The central metal ion in this complex is \(\mathrm{Mn}\) (Manganese), and we need to find its electron configuration. The atomic number of manganese is 25, which corresponds to an electron configuration of \(\mathrm{1s^{2}2s^{2}2p^{6}3s^{2}3p^{6}4s^{2}3d^{5}}\) in its neutral state. However, we are given the \(\left[\mathrm{Mn}\left(\mathrm{NH}_{3}\right)_{6}\right]^{2+}\) cation, so we must remove 2 electrons from this configuration. These will be removed from the 4s shell, giving us a new electron configuration of \(\mathrm{1s^{2}2s^{2}2p^{6}3s^{2}3p^{6}3d^{5}}\) for the \(\mathrm{Mn}^{2+}\) ion, with 5 electrons in the \(d\) orbitals.

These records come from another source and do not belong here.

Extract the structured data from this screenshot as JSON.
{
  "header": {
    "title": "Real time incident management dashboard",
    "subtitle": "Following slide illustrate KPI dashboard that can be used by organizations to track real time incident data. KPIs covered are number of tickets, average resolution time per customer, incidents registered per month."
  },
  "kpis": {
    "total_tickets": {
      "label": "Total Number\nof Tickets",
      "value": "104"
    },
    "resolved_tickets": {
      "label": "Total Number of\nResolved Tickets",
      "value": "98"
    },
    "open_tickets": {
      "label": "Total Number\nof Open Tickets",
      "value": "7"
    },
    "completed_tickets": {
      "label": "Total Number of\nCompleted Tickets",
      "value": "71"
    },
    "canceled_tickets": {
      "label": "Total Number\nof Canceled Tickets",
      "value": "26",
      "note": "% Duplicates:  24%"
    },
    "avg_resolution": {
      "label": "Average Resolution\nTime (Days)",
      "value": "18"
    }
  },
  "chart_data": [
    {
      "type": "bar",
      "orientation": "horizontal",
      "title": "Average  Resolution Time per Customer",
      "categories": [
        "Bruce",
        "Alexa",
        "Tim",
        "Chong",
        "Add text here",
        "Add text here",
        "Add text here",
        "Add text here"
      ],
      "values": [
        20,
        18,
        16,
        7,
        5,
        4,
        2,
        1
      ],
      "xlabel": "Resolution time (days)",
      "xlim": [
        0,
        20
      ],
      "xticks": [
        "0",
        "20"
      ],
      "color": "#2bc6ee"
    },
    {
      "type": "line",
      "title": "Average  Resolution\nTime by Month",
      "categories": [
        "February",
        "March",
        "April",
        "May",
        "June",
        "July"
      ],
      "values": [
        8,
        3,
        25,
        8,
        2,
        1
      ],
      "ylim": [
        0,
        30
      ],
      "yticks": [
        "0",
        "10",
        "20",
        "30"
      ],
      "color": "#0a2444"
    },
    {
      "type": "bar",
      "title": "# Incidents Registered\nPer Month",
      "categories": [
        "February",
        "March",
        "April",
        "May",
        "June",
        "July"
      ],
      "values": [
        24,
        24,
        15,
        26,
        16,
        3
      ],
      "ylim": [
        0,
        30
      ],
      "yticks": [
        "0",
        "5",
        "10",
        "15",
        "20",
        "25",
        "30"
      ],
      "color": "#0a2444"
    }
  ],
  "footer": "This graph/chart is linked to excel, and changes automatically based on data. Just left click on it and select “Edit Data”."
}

The ligand in this complex is \(\mathrm{NH}_{3}\) (Ammonia). Ammonia is considered a weak field ligand, meaning it does not cause significant splitting of the \(d\) orbitals in the energy-level diagram.

In an octahedral complex with weak-field ligands, the energy-level diagram for the \(d\) orbitals is split into a lower energy \(t_{2g}\) set consisting of three degenerate orbitals (\(d_{xy}\), \(d_{xz}\), and \(d_{yz}\)) and a higher energy \(e_{g}\) set consisting of two degenerate orbitals (\(d_{x^{2}-y^{2}}\) and \(d_{z^{2}}\)). Since the ligand is weak-field, the energy difference between the \(d\) orbitals is small, and the electrons will fill the orbitals according to Hund's rule (maximizing the number of unpaired electrons with parallel spins). There are 5 electrons in the \(d\) orbitals for the \(\mathrm{Mn}^{2+}\) ion, so they will fill the orbitals in the following manner: - 3 electrons in the \(t_{2g}\) set, one in each orbital - 2 electrons in the \(e_{g}\) set, one in each orbital The energy-level diagram shows five unpaired electrons, as given in the exercise.

We filled the \(d\) orbitals by maximizing the number of unpaired electrons, meaning the electrons occupy all orbitals before starting to pair up. This configuration indicates that the complex \(\left[\mathrm{Mn}\left(\mathrm{NH}_{3}\right)_{6}\right]^{2+}\) is a high-spin complex.